Last month Smart Politics profiled the lack of competitiveness generated by Minnesota’s currently drawn Congressional District map – a map that has produced the third least percentage of competitive contests in 15 decades in the Gopher State.

Minnesota’s neighbor to the south, while boasting a more competitive electoral history than the Gopher State, is also in the midst of a dearth in competitive U.S. House races when examined in a historical context. This includes a lackluster number of closely-fought seats in recent years despite the Hawkeye State being somewhat renowned in legislative circles for devising its district maps led by a nonpartisan redistricting service, the Legislative Service Bureau.

Iowa’s current Congressional district map, divided into five districts, has produced the 5th lowest percentage of competitive general election races (those decided by less than 10 points) in the history of the state – dating back 17 decades to its first elections in 1847.

In 2008, no races were decided by less than 10 points – with an average margin of victory of 20.9 points. Since the inauguration of the current maps in 2002, just 20 percent of U.S. House races in Iowa have been competitive (5 of 20 contests). While this is more than double the national average (9.3 percent), it pales in the face of Iowa’s rich history of producing close electoral contests.

From 1847 to 1980 (prior to the codification of the state’s current redistricting process), more than one-third of all general election races were decided by less than 10 points – 197 of 560 (35.2 percent). This is a remarkable achievement, considering the stronghold the Republican Party had on Hawkeye State politics during this span: the GOP won 473 of 572 general and special election U.S. House contests during this 123-year period (82.7 percent), while Democrats won just 95 races (16.6 percent). Four third party candidates were also elected.

Despite sending Republicans to D.C. in droves, Iowa U.S. House elections were often quite competitive. From 1882 to 1890, for example, Republicans won 40 of 55 general election races (73 percent), but still 38 of these 55 contests were decided by less than 10 points (69 percent).

Since 1982, however, when the current redistricting code went into effect, only 18 of 80 races have been competitive, or just 19 percent. The decade prior to its enactment, 1972 to 1980, yielded competitive House races at a rate of 43 percent.

The only legislative maps that generated a lower amount of competitive races than the current 2002 map were from the Civil War era (1862-1870, 6.7 percent), the Roaring Twenties (1922-1930, 5.5 percent), World War II and the early Cold War period (1942-1950, 12.5 percent), and the Reagan-Bush years (1982-1990; 13.3 percent).

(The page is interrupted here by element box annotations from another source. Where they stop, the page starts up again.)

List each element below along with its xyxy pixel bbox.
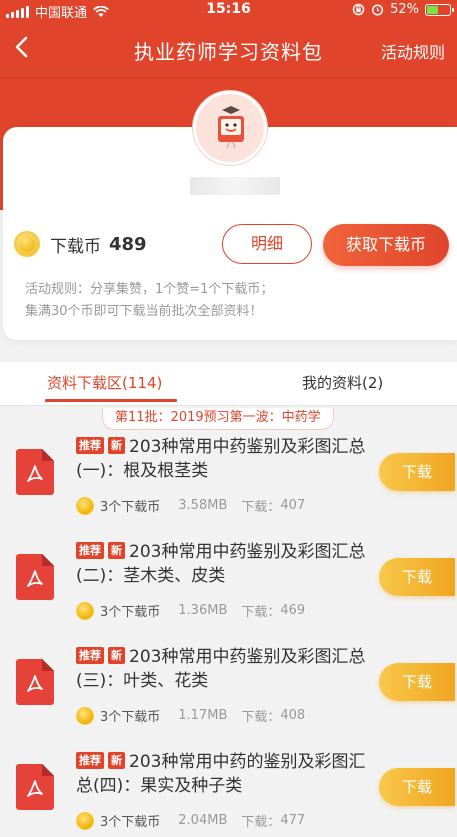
item-title: 推荐新 203种常用中药鉴别及彩图汇总(二)：茎木类、皮类 bbox=[76, 540, 376, 588]
username-masked bbox=[190, 177, 280, 195]
downloads-prefix: 下载： bbox=[241, 500, 281, 515]
download-button[interactable]: 下载 bbox=[379, 768, 455, 806]
item-meta: 3个下载币 3.58MB 下载： 407 bbox=[76, 496, 305, 515]
coin-icon bbox=[76, 496, 94, 515]
coin-balance: 下载币 489 bbox=[14, 226, 147, 262]
coin-icon bbox=[76, 811, 94, 830]
coin-label: 下载币 bbox=[50, 236, 101, 257]
download-button[interactable]: 下载 bbox=[379, 453, 455, 491]
battery-icon bbox=[425, 3, 454, 16]
new-tag: 新 bbox=[108, 542, 125, 559]
list-item[interactable]: 推荐新 203种常用中药鉴别及彩图汇总(二)：茎木类、皮类 3个下载币 1.36M… bbox=[0, 538, 457, 633]
coin-icon bbox=[76, 706, 94, 725]
item-downloads: 477 bbox=[280, 813, 306, 828]
download-button[interactable]: 下载 bbox=[379, 558, 455, 596]
item-meta: 3个下载币 2.04MB 下载： 477 bbox=[76, 811, 305, 830]
tab-download-area[interactable]: 资料下载区(114) bbox=[47, 372, 162, 393]
coin-icon bbox=[14, 231, 40, 257]
item-size: 1.36MB bbox=[178, 603, 228, 618]
pdf-file-icon bbox=[16, 659, 54, 705]
recommend-tag: 推荐 bbox=[76, 437, 104, 454]
nav-divider bbox=[0, 77, 457, 78]
recommend-tag: 推荐 bbox=[76, 647, 104, 664]
rotation-lock-icon bbox=[352, 3, 365, 16]
new-tag: 新 bbox=[108, 647, 125, 664]
pdf-file-icon bbox=[16, 554, 54, 600]
downloads-prefix: 下载： bbox=[241, 710, 281, 725]
downloads-prefix: 下载： bbox=[241, 815, 281, 830]
item-title: 推荐新 203种常用中药鉴别及彩图汇总(一)：根及根茎类 bbox=[76, 435, 376, 483]
list-item[interactable]: 推荐新 203种常用中药鉴别及彩图汇总(三)：叶类、花类 3个下载币 1.17MB… bbox=[0, 643, 457, 738]
list-item[interactable]: 推荐新 203种常用中药的鉴别及彩图汇总(四)：果实及种子类 3个下载币 2.04… bbox=[0, 748, 457, 837]
materials-list: 推荐新 203种常用中药鉴别及彩图汇总(一)：根及根茎类 3个下载币 3.58MB… bbox=[0, 433, 457, 837]
recommend-tag: 推荐 bbox=[76, 542, 104, 559]
mascot-avatar-icon bbox=[218, 106, 244, 149]
new-tag: 新 bbox=[108, 437, 125, 454]
item-title: 推荐新 203种常用中药鉴别及彩图汇总(三)：叶类、花类 bbox=[76, 645, 376, 693]
batch-label: 第11批：2019预习第一波：中药学 bbox=[102, 408, 334, 430]
coin-count: 489 bbox=[109, 233, 147, 255]
active-tab-indicator bbox=[45, 399, 177, 402]
tab-my-materials[interactable]: 我的资料(2) bbox=[302, 372, 383, 393]
get-coins-button[interactable]: 获取下载币 bbox=[323, 224, 449, 266]
item-cost: 3个下载币 bbox=[100, 710, 161, 725]
alarm-icon bbox=[372, 4, 384, 16]
status-bar: 中国联通 15:16 52% bbox=[0, 0, 457, 21]
list-item[interactable]: 推荐新 203种常用中药鉴别及彩图汇总(一)：根及根茎类 3个下载币 3.58MB… bbox=[0, 433, 457, 528]
tab-bar: 资料下载区(114) 我的资料(2) bbox=[0, 362, 457, 406]
coin-icon bbox=[76, 601, 94, 620]
avatar[interactable] bbox=[193, 91, 267, 165]
item-title: 推荐新 203种常用中药的鉴别及彩图汇总(四)：果实及种子类 bbox=[76, 750, 376, 798]
item-downloads: 408 bbox=[280, 708, 306, 723]
pdf-file-icon bbox=[16, 764, 54, 810]
activity-rules-link[interactable]: 活动规则 bbox=[381, 39, 445, 63]
tab-divider bbox=[0, 405, 457, 406]
nav-bar: 执业药师学习资料包 活动规则 bbox=[0, 22, 457, 77]
page: 中国联通 15:16 52% 执业药师学习资料包 活动规则 下载币 489 明细… bbox=[0, 0, 457, 837]
recommend-tag: 推荐 bbox=[76, 752, 104, 769]
item-size: 2.04MB bbox=[178, 813, 228, 828]
item-meta: 3个下载币 1.17MB 下载： 408 bbox=[76, 706, 305, 725]
item-cost: 3个下载币 bbox=[100, 500, 161, 515]
battery-percent: 52% bbox=[390, 2, 419, 17]
rules-text: 活动规则：分享集赞，1个赞=1个下载币； 集满30个币即可下载当前批次全部资料！ bbox=[25, 279, 435, 323]
item-downloads: 469 bbox=[280, 603, 306, 618]
item-size: 1.17MB bbox=[178, 708, 228, 723]
new-tag: 新 bbox=[108, 752, 125, 769]
download-button[interactable]: 下载 bbox=[379, 663, 455, 701]
rules-line-1: 活动规则：分享集赞，1个赞=1个下载币； bbox=[25, 282, 274, 297]
downloads-prefix: 下载： bbox=[241, 605, 281, 620]
item-cost: 3个下载币 bbox=[100, 815, 161, 830]
pdf-file-icon bbox=[16, 449, 54, 495]
item-cost: 3个下载币 bbox=[100, 605, 161, 620]
status-right: 52% bbox=[352, 2, 454, 17]
item-size: 3.58MB bbox=[178, 498, 228, 513]
rules-line-2: 集满30个币即可下载当前批次全部资料！ bbox=[25, 304, 263, 319]
item-meta: 3个下载币 1.36MB 下载： 469 bbox=[76, 601, 305, 620]
details-button[interactable]: 明细 bbox=[222, 224, 312, 264]
item-downloads: 407 bbox=[280, 498, 306, 513]
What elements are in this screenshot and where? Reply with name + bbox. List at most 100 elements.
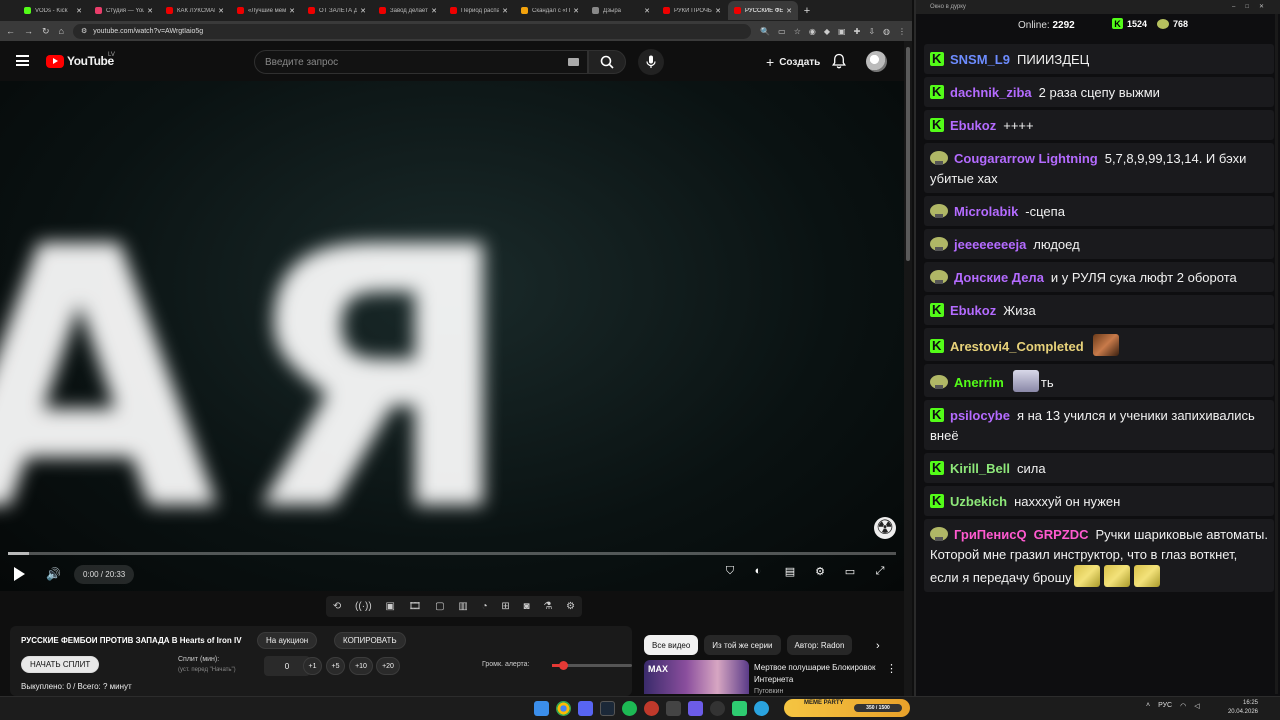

(Note: the drawing of district lines is but one way to increase the level of competitiveness, and it is not a stated priority of the Iowa Code. In fact, the statute expressly forbids past electoral results be taken into consideration when devising new maps. It is also true the heightened polarization of national political parties may be partially to blame for the dearth of competition, including in Iowa, where rural, more conservative areas of the state are less attracted to Democratic candidates than they would have been in the past, just like urban more liberal areas are not as likely to find common ground with Republican candidates).

Competitiveness in Iowa U.S. House Elections Since Statehood by Congressional District Map

Period
Seats
Competitive races
Percent competitive
MoV
2002-2008
5
4
20.0
15.9
1992-2000
5
7
28.0
24.0
1982-1990
6
4
13.3
30.6
1972-1980
6
13
43.3
16.9
1962-1970
7
15
42.9
15.0
1952-1960
8
14
35.0
16.3
1942-1950
8
5
12.5
18.7
1932-1940
9
27
60.0
10.1
1922-1930
11
3
5.5
33.9
1912-1920
11
14
25.5
29.9
1902-1910
11
18
32.7
17.6
1892-1900
11
21
38.2
12.9
1882-1890
11
38
69.1
8.5
1872-1880
9
14
31.1
18.0
1862-1870
6
2
6.7
23.3
1852-1860
2
7
70.0
6.9
1847-1850
2
6
100.0
4.5

1 Comments

  1. James Bowery on January 20, 2010 at 10:59 am

    Rather than blaming districting for the lack of competitive races it seems more appropriate to blame national party dominance over local politics. When the local candidates cannot be fielded that represent the interests of their constituents because they do not comply with the positions of the party bosses, the solution isn’t to redistrict so as to give the party boss platform a better shot, but to let the representative process work from the grassroots as is the purpose of representative government.